What You Need to Know About Modern-Day Snacking
BELLEVUE, Wash. — Two of the most central questions surrounding modern-day snacking are: How did we get here? and What’s next?
"Snacking is not just an interesting phenomenon of consumer behavior … but it really is crucial demand space for product and marketing development and strategic portfolio planning," Tamara Barnett, vice president of strategic insights for the Hartman Group, said during a recent webcast that shared information from the firm's latest snacking report, Future of Snacking 2016.
According to the executive, the "modern era of snackified eating has fully emerged."
Back in 2013, results from the Hartman Group's Modern Eating Study revealed that the traditional three-meals-a-day consumption had begun to dissolve and give way to new forms of eating. Today, the firm's findings show that 91 percent of consumers snack multiple times throughout the day. Of these consumers, 8 percent forego meals altogether in favor of all-day snacking.
"Snacking no longer complements what we do in our meal eating, but many times, it is the foundation of the way we eat," stated Barnett.
Shifts in lifestyle, culture and values have led to this increase in snacking. Direct results of these shifts include: the upending of traditional, daily food rituals; change in wellness and culinary trends; and growing accessibility to food and food types.
Today, a net total of 50 percent of all eating occasions are snacking, according to the Future of Snacking 2016 report.
THE MAKEUP OF SNACKING
The boundary between what comprises a meal vs. a snack has evolved over the years and is increasingly blurry. With 21 percent of consumers snacking more than they were five years ago, they say anything can be a snack, including leftovers (cited by 38 percent of consumers).
"In turn, the structure of meals is changing, creating new gray spaces," noted Barnett. For instance, 50 percent of "mini meal" eaters say the occasion replaced a traditional breakfast, lunch or dinner, while 20 percent say the occasion is in addition to a meal.
Associations with meals today are: normative daypart occasions that mark the beginning and end of the day; being shared (ideally) with other people; and satisfying a balance of nutrition, calories and quantity. On the other hand, snacks have fewer cultural underpinnings. Snacks are seen as in-between meal fillers; not required for nutritional balance; happening fluidly; and an individualized and personalized experience.
At the core of snacking is the question of why. Hartman Group found that snack consumption occurs based on three key attributes:
1. Nourishment — Meets needs for daily sustenance, long-term wellness and health management for 56 percent of consumers.
2. Pleasure — Fulfills emotional desire for enjoyment, craving and comfort for 49 percent of consumers.

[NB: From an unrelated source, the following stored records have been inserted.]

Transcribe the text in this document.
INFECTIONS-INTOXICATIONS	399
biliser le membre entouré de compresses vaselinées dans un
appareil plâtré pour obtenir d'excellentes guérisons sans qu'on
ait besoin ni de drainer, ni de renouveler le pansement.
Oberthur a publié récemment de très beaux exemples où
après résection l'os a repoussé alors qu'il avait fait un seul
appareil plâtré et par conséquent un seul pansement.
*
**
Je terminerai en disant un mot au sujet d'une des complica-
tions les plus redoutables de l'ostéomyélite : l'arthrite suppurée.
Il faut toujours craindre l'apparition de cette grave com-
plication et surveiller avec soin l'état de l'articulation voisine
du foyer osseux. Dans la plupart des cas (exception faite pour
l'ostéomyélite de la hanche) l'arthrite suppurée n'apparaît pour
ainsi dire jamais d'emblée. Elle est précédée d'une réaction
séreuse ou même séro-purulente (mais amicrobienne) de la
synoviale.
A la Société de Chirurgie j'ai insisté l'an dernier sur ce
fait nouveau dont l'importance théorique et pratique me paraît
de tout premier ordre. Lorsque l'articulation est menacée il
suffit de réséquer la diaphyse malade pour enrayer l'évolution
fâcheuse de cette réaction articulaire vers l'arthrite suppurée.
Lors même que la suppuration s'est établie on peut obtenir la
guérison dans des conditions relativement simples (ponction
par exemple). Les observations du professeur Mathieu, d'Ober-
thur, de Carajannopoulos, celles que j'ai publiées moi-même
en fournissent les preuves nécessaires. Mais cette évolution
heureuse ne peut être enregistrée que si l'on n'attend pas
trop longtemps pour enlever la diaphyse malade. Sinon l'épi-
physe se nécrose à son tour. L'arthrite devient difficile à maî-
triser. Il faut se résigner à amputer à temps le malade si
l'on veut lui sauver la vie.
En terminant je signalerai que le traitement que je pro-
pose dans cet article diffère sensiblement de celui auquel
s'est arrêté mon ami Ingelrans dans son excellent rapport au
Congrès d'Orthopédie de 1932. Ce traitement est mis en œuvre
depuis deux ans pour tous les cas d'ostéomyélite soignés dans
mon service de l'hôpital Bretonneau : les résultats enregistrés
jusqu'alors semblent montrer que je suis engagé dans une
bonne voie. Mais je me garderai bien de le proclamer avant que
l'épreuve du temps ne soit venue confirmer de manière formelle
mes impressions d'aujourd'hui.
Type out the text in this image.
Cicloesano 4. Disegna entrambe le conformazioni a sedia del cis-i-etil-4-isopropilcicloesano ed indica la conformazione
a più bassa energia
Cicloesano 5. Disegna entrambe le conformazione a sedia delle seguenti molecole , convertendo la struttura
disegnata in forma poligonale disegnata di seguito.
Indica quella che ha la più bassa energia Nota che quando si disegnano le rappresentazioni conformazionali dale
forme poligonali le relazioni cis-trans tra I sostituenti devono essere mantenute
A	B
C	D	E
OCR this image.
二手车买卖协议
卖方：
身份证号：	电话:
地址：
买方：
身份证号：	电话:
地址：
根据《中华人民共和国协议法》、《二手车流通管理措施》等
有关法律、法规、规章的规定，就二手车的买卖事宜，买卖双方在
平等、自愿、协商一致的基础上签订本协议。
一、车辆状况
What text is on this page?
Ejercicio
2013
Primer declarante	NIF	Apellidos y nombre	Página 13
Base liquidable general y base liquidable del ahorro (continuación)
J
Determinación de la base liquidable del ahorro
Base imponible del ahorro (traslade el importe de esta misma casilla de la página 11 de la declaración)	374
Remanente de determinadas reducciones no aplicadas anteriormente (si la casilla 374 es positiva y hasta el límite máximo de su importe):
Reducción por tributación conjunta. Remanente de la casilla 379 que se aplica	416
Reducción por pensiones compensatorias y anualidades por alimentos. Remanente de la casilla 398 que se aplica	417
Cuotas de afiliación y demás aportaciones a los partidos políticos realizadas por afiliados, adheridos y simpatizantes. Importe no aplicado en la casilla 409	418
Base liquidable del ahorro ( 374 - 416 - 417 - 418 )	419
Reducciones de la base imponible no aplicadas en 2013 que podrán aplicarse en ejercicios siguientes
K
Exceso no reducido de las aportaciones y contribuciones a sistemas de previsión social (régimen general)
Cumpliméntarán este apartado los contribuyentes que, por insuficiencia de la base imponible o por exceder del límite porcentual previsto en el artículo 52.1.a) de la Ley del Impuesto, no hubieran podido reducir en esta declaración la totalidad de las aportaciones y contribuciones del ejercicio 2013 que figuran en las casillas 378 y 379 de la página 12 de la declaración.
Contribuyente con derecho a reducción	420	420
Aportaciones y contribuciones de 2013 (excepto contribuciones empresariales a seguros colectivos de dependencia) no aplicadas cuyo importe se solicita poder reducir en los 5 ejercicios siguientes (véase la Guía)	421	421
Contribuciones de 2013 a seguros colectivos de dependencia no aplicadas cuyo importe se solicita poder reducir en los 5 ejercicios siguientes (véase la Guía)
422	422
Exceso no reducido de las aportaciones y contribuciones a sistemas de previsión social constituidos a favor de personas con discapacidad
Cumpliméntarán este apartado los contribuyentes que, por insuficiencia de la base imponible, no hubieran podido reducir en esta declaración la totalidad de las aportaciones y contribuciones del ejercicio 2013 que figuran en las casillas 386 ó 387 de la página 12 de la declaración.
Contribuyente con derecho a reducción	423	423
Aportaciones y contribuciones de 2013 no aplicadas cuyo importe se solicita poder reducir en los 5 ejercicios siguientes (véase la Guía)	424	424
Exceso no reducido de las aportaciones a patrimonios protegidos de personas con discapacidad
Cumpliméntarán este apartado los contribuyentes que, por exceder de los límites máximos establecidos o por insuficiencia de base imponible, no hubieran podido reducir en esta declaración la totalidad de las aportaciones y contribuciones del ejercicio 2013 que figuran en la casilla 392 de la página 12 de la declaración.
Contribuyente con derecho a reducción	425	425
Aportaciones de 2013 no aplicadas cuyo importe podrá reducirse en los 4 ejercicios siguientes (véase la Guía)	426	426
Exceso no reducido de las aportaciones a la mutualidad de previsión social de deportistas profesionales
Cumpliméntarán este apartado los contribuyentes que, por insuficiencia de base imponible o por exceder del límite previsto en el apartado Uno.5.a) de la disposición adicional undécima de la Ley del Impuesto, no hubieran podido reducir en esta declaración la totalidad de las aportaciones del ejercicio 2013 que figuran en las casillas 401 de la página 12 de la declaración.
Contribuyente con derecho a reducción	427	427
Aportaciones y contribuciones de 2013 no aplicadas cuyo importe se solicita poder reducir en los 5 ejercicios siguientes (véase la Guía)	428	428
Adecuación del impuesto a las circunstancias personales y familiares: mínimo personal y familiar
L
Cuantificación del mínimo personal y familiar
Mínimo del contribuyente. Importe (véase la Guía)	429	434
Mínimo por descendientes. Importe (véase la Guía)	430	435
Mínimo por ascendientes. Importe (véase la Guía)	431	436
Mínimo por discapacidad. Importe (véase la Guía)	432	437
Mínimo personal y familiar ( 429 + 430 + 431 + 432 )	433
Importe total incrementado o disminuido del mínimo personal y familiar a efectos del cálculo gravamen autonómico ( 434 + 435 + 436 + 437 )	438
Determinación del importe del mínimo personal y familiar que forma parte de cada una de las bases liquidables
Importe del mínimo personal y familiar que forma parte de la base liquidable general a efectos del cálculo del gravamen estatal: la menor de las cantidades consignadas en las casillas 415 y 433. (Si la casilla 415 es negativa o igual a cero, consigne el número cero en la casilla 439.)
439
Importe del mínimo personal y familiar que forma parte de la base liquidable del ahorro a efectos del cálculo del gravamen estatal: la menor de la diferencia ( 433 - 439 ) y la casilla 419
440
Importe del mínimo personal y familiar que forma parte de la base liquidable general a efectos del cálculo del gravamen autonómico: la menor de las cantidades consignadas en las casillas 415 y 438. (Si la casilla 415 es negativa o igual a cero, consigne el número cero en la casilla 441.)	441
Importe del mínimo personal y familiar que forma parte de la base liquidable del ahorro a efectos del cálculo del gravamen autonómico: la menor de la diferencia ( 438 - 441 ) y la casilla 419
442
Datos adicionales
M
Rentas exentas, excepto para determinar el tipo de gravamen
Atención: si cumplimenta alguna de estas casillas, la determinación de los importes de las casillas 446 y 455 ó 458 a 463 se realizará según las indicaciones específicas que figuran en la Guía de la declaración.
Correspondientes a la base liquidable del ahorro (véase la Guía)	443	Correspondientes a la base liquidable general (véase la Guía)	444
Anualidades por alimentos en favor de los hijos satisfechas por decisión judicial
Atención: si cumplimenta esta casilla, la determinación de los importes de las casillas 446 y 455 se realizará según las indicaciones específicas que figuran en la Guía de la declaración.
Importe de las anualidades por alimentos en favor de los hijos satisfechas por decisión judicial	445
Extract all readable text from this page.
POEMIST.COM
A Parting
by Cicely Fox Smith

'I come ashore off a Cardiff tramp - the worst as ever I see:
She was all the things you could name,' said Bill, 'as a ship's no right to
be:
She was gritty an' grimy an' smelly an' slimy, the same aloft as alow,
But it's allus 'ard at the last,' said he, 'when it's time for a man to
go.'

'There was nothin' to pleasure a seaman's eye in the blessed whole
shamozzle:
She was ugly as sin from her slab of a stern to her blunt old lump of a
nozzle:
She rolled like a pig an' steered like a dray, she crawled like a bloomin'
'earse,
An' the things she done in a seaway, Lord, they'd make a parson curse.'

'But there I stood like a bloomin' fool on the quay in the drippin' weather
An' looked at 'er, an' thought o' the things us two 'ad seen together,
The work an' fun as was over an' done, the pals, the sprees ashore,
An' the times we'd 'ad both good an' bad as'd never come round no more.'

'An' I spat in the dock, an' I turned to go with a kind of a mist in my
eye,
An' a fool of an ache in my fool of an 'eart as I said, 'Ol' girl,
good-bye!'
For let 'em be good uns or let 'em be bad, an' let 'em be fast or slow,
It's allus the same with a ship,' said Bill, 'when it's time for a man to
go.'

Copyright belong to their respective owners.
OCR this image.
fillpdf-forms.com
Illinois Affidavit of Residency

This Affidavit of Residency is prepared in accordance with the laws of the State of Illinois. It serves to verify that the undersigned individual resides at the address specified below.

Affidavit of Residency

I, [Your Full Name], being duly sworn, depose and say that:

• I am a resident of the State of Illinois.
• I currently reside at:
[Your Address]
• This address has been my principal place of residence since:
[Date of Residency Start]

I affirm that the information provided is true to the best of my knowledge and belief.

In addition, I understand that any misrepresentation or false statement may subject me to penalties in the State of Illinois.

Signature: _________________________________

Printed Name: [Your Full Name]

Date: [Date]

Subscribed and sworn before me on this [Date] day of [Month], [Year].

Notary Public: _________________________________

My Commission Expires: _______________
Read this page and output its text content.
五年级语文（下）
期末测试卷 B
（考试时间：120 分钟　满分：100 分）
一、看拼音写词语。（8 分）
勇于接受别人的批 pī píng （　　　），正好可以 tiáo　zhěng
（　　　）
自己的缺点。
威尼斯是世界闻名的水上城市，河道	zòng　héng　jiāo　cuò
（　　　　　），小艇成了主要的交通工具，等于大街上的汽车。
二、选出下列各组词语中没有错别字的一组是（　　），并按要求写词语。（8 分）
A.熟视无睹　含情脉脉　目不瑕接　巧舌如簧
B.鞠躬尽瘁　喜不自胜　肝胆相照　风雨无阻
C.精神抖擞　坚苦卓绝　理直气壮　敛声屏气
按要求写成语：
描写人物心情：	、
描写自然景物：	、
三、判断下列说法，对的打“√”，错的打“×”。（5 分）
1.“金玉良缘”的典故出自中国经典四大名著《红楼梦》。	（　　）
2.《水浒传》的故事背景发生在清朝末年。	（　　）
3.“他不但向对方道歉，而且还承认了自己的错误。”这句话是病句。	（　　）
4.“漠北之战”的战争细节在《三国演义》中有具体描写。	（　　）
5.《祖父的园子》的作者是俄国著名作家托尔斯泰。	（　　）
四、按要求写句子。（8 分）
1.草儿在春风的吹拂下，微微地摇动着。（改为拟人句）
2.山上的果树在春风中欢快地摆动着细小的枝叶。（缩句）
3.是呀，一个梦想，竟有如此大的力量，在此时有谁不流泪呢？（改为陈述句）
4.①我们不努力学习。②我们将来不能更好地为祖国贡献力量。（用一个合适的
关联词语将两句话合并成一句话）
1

3. Optimization — Satisfies physical and mental performance demands for 34 percent of consumers.
Snacking tends to increase as the day progresses, when there is a greater desire to indulge rather than exercise restraint, the researcher found. Nearly one quarter of consumers (23 percent) partake in an early morning snack even before having breakfast. After lunch, 43 percent are indulging in an afternoon pick-me-up, and 26 percent satisfy a late-night indulgence before bed.
Food and beverage choices also reflect how snacking drivers change throughout the day. For early and mid-morning snacks, consumers are searching for nourishment and prefer coffee (30 percent) and fruit/fruit snacks (16 percent). In the afternoon, consumers look for optimization with fruit/fruit snacks (14 percent), and salty snacks like chips or popcorn (13 percent) and crackers (11 percent). Pleasure-seeking consumers indulge mostly in sweet snacks like candy, cake or ice cream (23 percent) for their after-dinner and evening snacking quest.
WHERE SNACKS ARE PURCHASED
Consumers are resourceful when it comes to where they make their snack purchases, They keep a working geography of primary and secondary stores based on need, proximity, loyalty/trust, budget, and the snacking occasion itself.
The top five retailers meeting specific snacking needs are:
- Snack Generalists (traditional grocery). Despite attrition, grocery remains the most enduring channel for routine snack shopping.
- Snack Destinations (convenience, dollar, drug). Such destinations are uniquely positioned to satisfy snack occasions more so than needs.
- Snack Pantry Stockers (mass, supercenter, club). These channels orient to large stock-up purchases and allow for one-stop shopping of snacks and beyond.
- Snack Innovators (natural/specialty). This channel provides unique, playful and globally inspired items that have a health and quality connection.
- Snack Specialists (online subscription services). This small but diversified channel specializes in snack exploration.
This breakdown provides some coherence to the "messiness of snacking," according to Barnett.
"When you look at snacking only by daypart, who, when, where and why, you can get mired in the endless number of permutations of snacking occasions that there are," she said. "This framework takes the plethora of snacking and ultimately resonates with one or more of these drivers. ... These drivers represent a thematic shift in food value that have influenced snacking. ... They also underlay the framework for challenges and opportunities for manufacturers and retailers."